Este homem, este Servo, “cresceu diante do Senhor, como raiz em terra seca” (Is 53,2). Eis algo surpreendente: é possível crescer também na dor! É possível crescer na aridez, na experiência do sofrimento! “Ele não tinha beleza, não tinha aparência que nos agradasse” (Is 53,2). Pois é. Deus muitas vezes nos fala por meio de acontecimentos desagradáveis! Assim, quando nos deixamos levar por uma sociedade que supervaloriza a estética, a aparência, e despreza aquilo que não tem beleza, acabamos por não conseguir enxergar Deus no rosto de alguém coberto de dores e cheio de sofrimentos.

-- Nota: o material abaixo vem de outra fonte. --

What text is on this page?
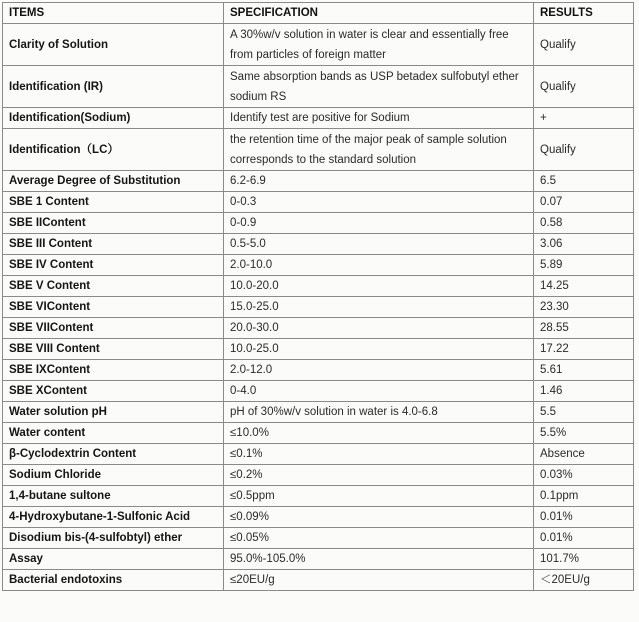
ITEMS	SPECIFICATION	RESULTS
Clarity of Solution	A 30%w/v solution in water is clear and essentially free from particles of foreign matter	Qualify
Identification (IR)	Same absorption bands as USP betadex sulfobutyl ether sodium RS	Qualify
Identification(Sodium)	Identify test are positive for Sodium	+
Identification（LC）	the retention time of the major peak of sample solution corresponds to the standard solution	Qualify
Average Degree of Substitution	6.2-6.9	6.5
SBE 1 Content	0-0.3	0.07
SBE IIContent	0-0.9	0.58
SBE III Content	0.5-5.0	3.06
SBE IV Content	2.0-10.0	5.89
SBE V Content	10.0-20.0	14.25
SBE VIContent	15.0-25.0	23.30
SBE VIIContent	20.0-30.0	28.55
SBE VIII Content	10.0-25.0	17.22
SBE IXContent	2.0-12.0	5.61
SBE XContent	0-4.0	1.46
Water solution pH	pH of 30%w/v solution in water is 4.0-6.8	5.5
Water content	≤10.0%	5.5%
β-Cyclodextrin Content	≤0.1%	Absence
Sodium Chloride	≤0.2%	0.03%
1,4-butane sultone	≤0.5ppm	0.1ppm
4-Hydroxybutane-1-Sulfonic Acid	≤0.09%	0.01%
Disodium bis-(4-sulfobtyl) ether	≤0.05%	0.01%
Assay	95.0%-105.0%	101.7%
Bacterial endotoxins	≤20EU/g	＜20EU/g
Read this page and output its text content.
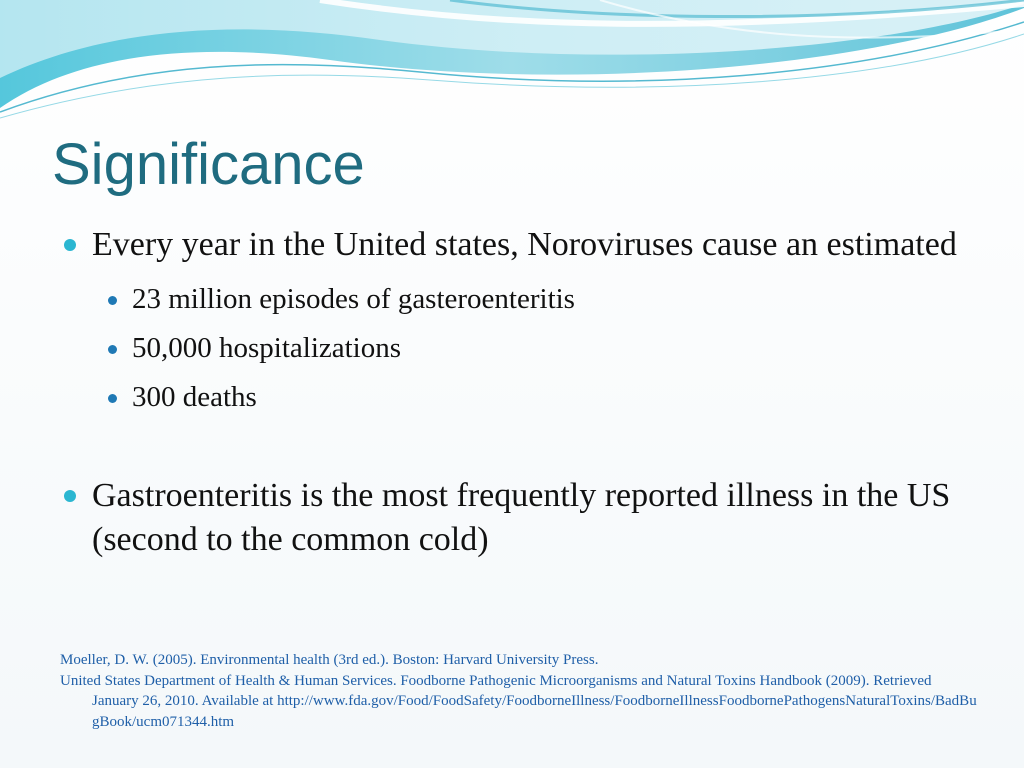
Significance
Every year in the United states, Noroviruses cause an estimated
23 million episodes of gasteroenteritis
50,000 hospitalizations
300 deaths
Gastroenteritis is the most frequently reported illness in the US (second to the common cold)

Moeller, D. W. (2005). Environmental health (3rd ed.). Boston: Harvard University Press.

United States Department of Health & Human Services. Foodborne Pathogenic Microorganisms and Natural Toxins Handbook (2009). Retrieved January 26, 2010. Available at http://www.fda.gov/Food/FoodSafety/FoodborneIllness/FoodborneIllnessFoodbornePathogensNaturalToxins/BadBugBook/ucm071344.htm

Numa época onde as pessoas gostam de culpabilizar os outros pela sua infelicidade, uma época também de grande indiferença para com o sofrimento alheio, somos desafiados a nos dar conta da nossa parcela de responsabilidade no sofrimento que, de várias formas, atinge a humanidade: “ele foi ferido por nossos pecados, esmagado por nossos crimes” (Is 53,5). Ao invés de cobrarmos de Deus uma intervenção miraculosa, que erradique de uma vez por todas o sofrimento da face da terra, precisamos nos perguntar se estamos fazendo a nossa parte para não criar ou não alimentar situações injustas que continuem a causar sofrimento às pessoas.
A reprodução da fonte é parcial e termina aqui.